A question I’m often asked about writing is how do I come up with my ideas?

May 20 Question

Now I don’t want to appear arrogant, but that’s never been a problem. You see, there’s a trick, and it’s one I’ll share.

The ideas and inspiration are everywhere you look, and that’s what you have to do – look. And listen.

The most insignificant observation could be the spark which ignites the idea which will evolve into a poem, short story, or even a novel.

Consider the first short story I had published. Second Best featured brothers of European nobility in Ivan and Emil. Taking part in a writing group, I was confronted by several objects and challenged to create a story from them. Now one item was a cloth jester toy. Now already known for writing the macabre online, I was drawn to this fellow but while some might concoct tales of cheer concerning a toy, my first thought was that this thing could choke a person if swallowed. And that’s exactly what I did in my story.
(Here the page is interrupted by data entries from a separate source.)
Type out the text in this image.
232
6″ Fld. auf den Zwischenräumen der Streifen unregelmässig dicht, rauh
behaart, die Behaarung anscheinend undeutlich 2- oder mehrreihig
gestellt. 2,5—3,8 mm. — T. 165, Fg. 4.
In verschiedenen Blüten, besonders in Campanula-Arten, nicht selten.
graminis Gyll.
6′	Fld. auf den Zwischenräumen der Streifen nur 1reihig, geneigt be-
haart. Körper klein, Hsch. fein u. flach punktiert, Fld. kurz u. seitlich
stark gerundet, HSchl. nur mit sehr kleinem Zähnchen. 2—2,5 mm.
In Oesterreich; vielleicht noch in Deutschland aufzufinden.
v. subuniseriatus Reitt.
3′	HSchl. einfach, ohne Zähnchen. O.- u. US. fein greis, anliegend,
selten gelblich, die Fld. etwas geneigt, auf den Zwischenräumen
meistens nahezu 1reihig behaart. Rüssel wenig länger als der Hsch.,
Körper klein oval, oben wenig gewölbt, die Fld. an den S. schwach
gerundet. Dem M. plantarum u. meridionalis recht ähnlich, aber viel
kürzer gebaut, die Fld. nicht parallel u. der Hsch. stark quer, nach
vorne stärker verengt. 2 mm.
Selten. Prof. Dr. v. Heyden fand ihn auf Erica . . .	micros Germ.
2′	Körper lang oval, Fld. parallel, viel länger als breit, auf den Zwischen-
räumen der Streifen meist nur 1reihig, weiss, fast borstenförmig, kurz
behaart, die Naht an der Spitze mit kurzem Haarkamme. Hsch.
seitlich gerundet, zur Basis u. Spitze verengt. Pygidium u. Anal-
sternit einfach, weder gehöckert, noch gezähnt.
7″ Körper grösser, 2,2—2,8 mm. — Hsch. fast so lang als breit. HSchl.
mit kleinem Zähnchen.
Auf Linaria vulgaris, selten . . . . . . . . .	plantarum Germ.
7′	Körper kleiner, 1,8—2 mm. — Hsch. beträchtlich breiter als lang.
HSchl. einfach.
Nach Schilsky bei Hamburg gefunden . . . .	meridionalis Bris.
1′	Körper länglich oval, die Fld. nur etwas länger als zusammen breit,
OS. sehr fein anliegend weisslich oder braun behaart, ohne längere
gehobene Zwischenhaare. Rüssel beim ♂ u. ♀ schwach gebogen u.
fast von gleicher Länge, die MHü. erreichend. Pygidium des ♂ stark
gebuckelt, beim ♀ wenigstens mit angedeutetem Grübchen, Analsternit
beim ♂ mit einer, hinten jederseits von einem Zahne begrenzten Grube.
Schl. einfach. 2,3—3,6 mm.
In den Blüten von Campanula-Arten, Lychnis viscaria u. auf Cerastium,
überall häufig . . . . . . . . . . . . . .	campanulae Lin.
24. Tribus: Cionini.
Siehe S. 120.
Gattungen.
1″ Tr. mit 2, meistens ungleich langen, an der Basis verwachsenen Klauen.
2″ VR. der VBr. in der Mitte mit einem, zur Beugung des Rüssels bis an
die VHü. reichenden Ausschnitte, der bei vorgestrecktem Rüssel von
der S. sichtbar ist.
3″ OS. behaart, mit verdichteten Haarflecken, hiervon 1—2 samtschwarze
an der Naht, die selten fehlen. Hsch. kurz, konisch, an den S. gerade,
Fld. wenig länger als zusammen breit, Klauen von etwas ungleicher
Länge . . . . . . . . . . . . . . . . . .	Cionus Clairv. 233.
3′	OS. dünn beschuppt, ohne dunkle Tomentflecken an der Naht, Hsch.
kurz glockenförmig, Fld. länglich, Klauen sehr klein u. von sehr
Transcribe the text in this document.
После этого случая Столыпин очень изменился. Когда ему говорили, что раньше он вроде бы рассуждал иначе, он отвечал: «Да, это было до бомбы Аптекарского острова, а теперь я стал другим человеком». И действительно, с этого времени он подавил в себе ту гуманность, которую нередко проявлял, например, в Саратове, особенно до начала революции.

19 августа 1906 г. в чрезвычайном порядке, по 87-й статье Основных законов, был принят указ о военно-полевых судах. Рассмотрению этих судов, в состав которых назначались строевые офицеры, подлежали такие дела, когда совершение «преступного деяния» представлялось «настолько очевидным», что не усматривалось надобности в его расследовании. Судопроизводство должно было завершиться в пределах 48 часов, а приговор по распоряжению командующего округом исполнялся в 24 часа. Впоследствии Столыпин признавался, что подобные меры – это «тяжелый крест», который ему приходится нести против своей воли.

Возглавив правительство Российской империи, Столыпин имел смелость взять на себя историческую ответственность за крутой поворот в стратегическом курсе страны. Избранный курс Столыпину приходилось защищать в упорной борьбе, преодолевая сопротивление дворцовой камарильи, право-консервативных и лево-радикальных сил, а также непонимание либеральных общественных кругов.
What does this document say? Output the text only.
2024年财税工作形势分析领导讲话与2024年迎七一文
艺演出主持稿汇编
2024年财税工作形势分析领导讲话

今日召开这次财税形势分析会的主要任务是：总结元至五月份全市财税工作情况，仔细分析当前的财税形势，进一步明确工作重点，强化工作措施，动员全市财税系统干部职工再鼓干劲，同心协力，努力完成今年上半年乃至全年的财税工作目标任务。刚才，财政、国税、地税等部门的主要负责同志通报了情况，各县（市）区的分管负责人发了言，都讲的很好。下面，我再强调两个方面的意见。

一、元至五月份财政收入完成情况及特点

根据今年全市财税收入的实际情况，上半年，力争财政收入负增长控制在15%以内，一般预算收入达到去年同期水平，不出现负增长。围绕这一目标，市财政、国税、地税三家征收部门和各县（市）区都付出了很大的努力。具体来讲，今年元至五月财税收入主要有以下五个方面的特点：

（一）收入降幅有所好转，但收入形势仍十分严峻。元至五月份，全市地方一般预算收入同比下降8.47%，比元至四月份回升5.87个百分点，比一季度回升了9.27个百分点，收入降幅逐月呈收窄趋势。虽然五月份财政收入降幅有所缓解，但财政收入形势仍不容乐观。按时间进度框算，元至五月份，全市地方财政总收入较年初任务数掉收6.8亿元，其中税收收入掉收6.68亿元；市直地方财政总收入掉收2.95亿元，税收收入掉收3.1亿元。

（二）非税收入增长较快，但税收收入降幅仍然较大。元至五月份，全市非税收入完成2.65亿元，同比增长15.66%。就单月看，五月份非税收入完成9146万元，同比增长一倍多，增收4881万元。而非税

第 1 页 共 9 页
After a short lifetime of bullying at the hands of older brother, Ivan, little Emil could take no more and Ivan had his comeuppance as the jester toy was rammed down his throat, thus choking him to death. Okay, there was more to the story than just that, but I often get the ending first and simply have to write the story to reach the conclusion.

Subsequently, I’m always on the lookout for ideas and find them when I least expect.

An encounter in a bookshop, a memorial bench, characters in my street (sorry neighbours), a ghost hunt. All have been the inspiration which led to short stories I’ve had published since. Some of them major competition winners.

The reality is, anything you see or hear could be turned into a story. As I look in my notebook, I see a recent entry written while watching, The Antiques Roadshow. It was a few weeks ago when one of the experts tried to value a piece of wood with Indian carvings. It was part of a much larger piece but the mystery was in the fact it had been found buried in a back garden.

Wow! It opened all sorts of questions. What was it, why was it buried in the back garden, and how long had it been there? They didn’t know the answer on the show and neither do I at the moment, but I will one day. At least in a story.

Other jottings include:

The stumbling drunk more concerned with getting to Yates’ bar than stopping to wait for his friends.

The second step from the bottom of the theatre auditorium which makes a noise when you tread on it.

The fresh iron burn on my new carpet being in exactly the same place as one made by the previous occupants on the old carpet.

The overheard comment. “It’s amazing the noises you hear within the silence.”

The sepia photograph of Victorian children. All smiling, bar one. Why?

And only today as I drove past a cemetery. In the middle of the road, rolling down the hill was a blue ball and not a soul in sight.

All of the above will at some point be used, I just have to come up with the scenario to do so. However, having had the ideas, you have to make sure you don’t forget them. Therefore, always carry something to note down what you see.